The tradition of paying for the clothes continues because "we don't want to be beholden to anyone," Rice says. Today, the company has a clothing budget of more than $1 million and an archive of garments dating to the 1950s.
"We have a warehouse of clothes," Rice says. "We're going to start to catalogue them. We've tried to keep that sort of quiet. . . . They are really exceptional, one-of-a-kind pieces."
Buying the clothes did not assure entry into fashion's inner circle with its private dinners, obsequious air-kissing and passionate kowtowing. It did not guarantee a seat in the front row. Smaltz, with her extroverted personality and her imposing height, would do her best to myth-make on behalf of her employer. "People would ask me, 'What is Mrs. Johnson's first name?' I'd say, 'Missus.' "
Theater of the Absurd
There was a moment at the Washington show, when a model with a pixie hairdo marched to the edge of the stage and planted herself there with a satisfied foot stomp. She reached up and pulled off her "hair" in one smooth motion, revealing a buzz cut and holding the displaced wig aloft with amusement.
With all of its shenanigans, Ebony Fashion Fair sometimes has more in common with theater of the absurd than the clothing industry. The show defined fashion on its own terms -- in plus-sizes, with church hats, with finger-paint colors when black was all the rage.

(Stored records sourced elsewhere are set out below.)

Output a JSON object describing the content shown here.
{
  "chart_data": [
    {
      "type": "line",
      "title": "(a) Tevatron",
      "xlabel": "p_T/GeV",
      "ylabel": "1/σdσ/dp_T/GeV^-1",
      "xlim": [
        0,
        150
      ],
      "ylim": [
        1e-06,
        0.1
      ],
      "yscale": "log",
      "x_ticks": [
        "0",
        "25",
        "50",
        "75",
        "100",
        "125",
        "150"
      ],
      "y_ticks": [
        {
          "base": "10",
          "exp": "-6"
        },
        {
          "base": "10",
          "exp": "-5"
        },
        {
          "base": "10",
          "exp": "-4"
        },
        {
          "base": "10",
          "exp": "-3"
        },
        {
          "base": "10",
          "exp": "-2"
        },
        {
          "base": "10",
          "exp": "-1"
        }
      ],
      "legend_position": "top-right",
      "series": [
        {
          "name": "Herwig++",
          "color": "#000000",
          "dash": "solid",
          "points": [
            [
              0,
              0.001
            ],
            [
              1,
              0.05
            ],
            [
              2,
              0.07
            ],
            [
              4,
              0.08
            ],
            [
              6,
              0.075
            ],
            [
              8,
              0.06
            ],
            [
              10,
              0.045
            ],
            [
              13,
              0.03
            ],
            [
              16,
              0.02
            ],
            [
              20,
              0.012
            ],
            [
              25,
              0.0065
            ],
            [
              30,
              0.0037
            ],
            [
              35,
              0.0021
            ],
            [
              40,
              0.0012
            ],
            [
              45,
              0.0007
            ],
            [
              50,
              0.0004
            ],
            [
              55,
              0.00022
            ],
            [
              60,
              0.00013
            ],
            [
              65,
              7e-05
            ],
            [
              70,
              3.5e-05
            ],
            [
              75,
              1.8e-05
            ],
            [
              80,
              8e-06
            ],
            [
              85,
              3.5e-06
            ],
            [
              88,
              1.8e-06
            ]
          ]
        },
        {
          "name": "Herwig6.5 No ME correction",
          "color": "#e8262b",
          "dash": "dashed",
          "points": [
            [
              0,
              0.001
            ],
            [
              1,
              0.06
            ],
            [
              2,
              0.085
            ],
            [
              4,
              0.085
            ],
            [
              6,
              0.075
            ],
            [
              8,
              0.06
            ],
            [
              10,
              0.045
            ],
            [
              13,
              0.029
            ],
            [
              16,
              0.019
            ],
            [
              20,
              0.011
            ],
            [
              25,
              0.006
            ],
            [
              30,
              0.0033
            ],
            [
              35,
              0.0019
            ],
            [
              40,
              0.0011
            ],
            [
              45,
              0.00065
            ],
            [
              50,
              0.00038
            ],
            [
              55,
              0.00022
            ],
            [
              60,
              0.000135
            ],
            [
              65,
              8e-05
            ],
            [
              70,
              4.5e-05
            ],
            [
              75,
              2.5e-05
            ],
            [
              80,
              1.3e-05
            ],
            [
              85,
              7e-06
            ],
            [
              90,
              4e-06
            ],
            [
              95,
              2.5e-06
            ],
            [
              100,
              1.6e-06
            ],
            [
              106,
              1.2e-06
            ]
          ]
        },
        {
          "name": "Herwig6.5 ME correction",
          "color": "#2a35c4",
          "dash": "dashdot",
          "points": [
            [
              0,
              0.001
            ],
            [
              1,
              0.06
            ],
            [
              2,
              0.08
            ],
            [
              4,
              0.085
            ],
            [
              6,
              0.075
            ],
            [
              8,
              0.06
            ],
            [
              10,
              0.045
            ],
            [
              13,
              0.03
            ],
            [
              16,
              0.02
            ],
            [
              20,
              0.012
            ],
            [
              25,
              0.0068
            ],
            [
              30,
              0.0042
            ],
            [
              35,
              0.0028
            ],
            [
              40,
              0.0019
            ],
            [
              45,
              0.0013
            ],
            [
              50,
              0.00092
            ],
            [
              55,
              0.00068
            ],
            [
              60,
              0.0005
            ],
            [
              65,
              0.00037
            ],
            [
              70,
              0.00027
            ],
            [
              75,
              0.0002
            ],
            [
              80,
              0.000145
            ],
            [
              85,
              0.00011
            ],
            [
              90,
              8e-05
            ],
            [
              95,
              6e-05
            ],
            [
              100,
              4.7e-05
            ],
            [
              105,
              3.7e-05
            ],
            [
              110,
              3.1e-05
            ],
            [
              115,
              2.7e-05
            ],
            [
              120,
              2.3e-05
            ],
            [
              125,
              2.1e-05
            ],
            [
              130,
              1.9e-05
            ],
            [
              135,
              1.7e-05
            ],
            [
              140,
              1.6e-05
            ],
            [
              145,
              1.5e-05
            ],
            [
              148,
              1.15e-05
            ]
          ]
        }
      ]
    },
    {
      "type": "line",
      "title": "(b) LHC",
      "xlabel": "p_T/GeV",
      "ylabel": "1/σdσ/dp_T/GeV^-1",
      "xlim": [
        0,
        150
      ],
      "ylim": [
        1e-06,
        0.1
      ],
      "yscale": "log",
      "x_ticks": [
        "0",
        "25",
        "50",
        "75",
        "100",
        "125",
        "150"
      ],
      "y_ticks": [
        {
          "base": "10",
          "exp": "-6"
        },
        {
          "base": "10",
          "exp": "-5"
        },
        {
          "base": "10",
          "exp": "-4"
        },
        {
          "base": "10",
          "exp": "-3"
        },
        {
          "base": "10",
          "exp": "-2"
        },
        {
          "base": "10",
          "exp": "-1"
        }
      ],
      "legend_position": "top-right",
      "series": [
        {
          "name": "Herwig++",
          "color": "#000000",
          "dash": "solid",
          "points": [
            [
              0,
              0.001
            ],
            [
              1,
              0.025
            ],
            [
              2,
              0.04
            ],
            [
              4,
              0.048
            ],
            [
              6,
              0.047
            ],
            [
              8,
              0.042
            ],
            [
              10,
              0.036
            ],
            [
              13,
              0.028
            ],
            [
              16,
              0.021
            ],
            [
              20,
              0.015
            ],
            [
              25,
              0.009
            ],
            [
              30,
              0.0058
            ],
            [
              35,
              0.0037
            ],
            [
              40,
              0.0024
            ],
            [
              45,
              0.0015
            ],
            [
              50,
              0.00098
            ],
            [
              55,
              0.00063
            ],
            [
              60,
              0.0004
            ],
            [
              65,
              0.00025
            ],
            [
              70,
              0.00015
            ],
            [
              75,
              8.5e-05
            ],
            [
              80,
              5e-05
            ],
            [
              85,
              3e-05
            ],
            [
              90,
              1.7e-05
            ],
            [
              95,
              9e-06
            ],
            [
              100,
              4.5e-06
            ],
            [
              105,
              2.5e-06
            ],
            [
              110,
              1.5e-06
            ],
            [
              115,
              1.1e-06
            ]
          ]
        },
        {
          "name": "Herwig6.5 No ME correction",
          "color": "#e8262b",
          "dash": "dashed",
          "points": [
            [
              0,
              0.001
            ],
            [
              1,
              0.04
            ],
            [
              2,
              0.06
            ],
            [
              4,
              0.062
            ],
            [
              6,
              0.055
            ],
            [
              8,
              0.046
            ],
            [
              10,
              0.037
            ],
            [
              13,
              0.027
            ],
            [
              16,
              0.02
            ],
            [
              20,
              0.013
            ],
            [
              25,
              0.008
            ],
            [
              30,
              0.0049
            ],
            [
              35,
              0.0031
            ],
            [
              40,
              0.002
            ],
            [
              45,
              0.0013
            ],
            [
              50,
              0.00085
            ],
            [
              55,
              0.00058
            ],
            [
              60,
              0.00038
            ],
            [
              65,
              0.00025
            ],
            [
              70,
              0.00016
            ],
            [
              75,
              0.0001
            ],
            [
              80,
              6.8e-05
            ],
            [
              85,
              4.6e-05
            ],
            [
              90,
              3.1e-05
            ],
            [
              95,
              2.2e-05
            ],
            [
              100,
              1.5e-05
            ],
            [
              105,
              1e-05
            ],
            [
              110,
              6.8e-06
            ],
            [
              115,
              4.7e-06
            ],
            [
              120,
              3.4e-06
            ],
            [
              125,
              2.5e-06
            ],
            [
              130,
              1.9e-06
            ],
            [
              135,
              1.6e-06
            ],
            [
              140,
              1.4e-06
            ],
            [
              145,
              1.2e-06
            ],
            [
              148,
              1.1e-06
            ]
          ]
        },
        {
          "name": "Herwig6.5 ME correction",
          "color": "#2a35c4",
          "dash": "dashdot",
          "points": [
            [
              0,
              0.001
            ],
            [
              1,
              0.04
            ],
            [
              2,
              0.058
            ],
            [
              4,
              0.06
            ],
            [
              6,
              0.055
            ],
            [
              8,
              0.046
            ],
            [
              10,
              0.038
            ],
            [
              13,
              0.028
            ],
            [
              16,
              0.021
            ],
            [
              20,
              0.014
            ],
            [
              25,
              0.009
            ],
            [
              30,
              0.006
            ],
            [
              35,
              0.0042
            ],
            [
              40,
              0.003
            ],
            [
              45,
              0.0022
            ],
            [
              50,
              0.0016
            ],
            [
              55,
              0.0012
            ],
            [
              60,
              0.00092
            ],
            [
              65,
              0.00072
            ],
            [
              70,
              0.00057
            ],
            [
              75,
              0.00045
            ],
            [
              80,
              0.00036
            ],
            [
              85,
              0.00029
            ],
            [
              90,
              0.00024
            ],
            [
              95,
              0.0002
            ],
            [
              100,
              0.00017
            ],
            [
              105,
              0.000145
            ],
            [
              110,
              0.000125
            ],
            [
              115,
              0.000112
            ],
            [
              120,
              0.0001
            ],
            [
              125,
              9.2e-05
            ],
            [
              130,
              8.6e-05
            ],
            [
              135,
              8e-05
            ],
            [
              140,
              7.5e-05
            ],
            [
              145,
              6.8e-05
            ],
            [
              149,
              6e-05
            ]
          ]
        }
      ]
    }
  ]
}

It was among the first to bring labels such as Fendi, Pucci and Roberto Cavalli to the American public. It showed the industry that black women could command a runway. It introduced generations of black women -- and men -- to fashion at its most extreme, planting the seed for today's desire for "it" bags, designer shoes and king's-ransom jewelry. It fed a hunger to be perceived as glamorous and beautiful. Fashion Fair made an impact.
The ripple effect, however, has been slow and almost imperceptible.
"I'm not so sure we've influenced the general market," Rice says. "But I'm not sure we're trying to do that."
It's still rare that black models are on the cover of Vogue, Harper's Bazaar or Glamour. It's rarer still when they sign endorsement deals with design houses or cosmetics firms. Rice says the industry still doesn't understand the buying power of African American consumers.
But for Smaltz, it was "the best job any young woman could possibly have." And for Andrea Keesee, more than 25 years later, it remains a glamorous place to be.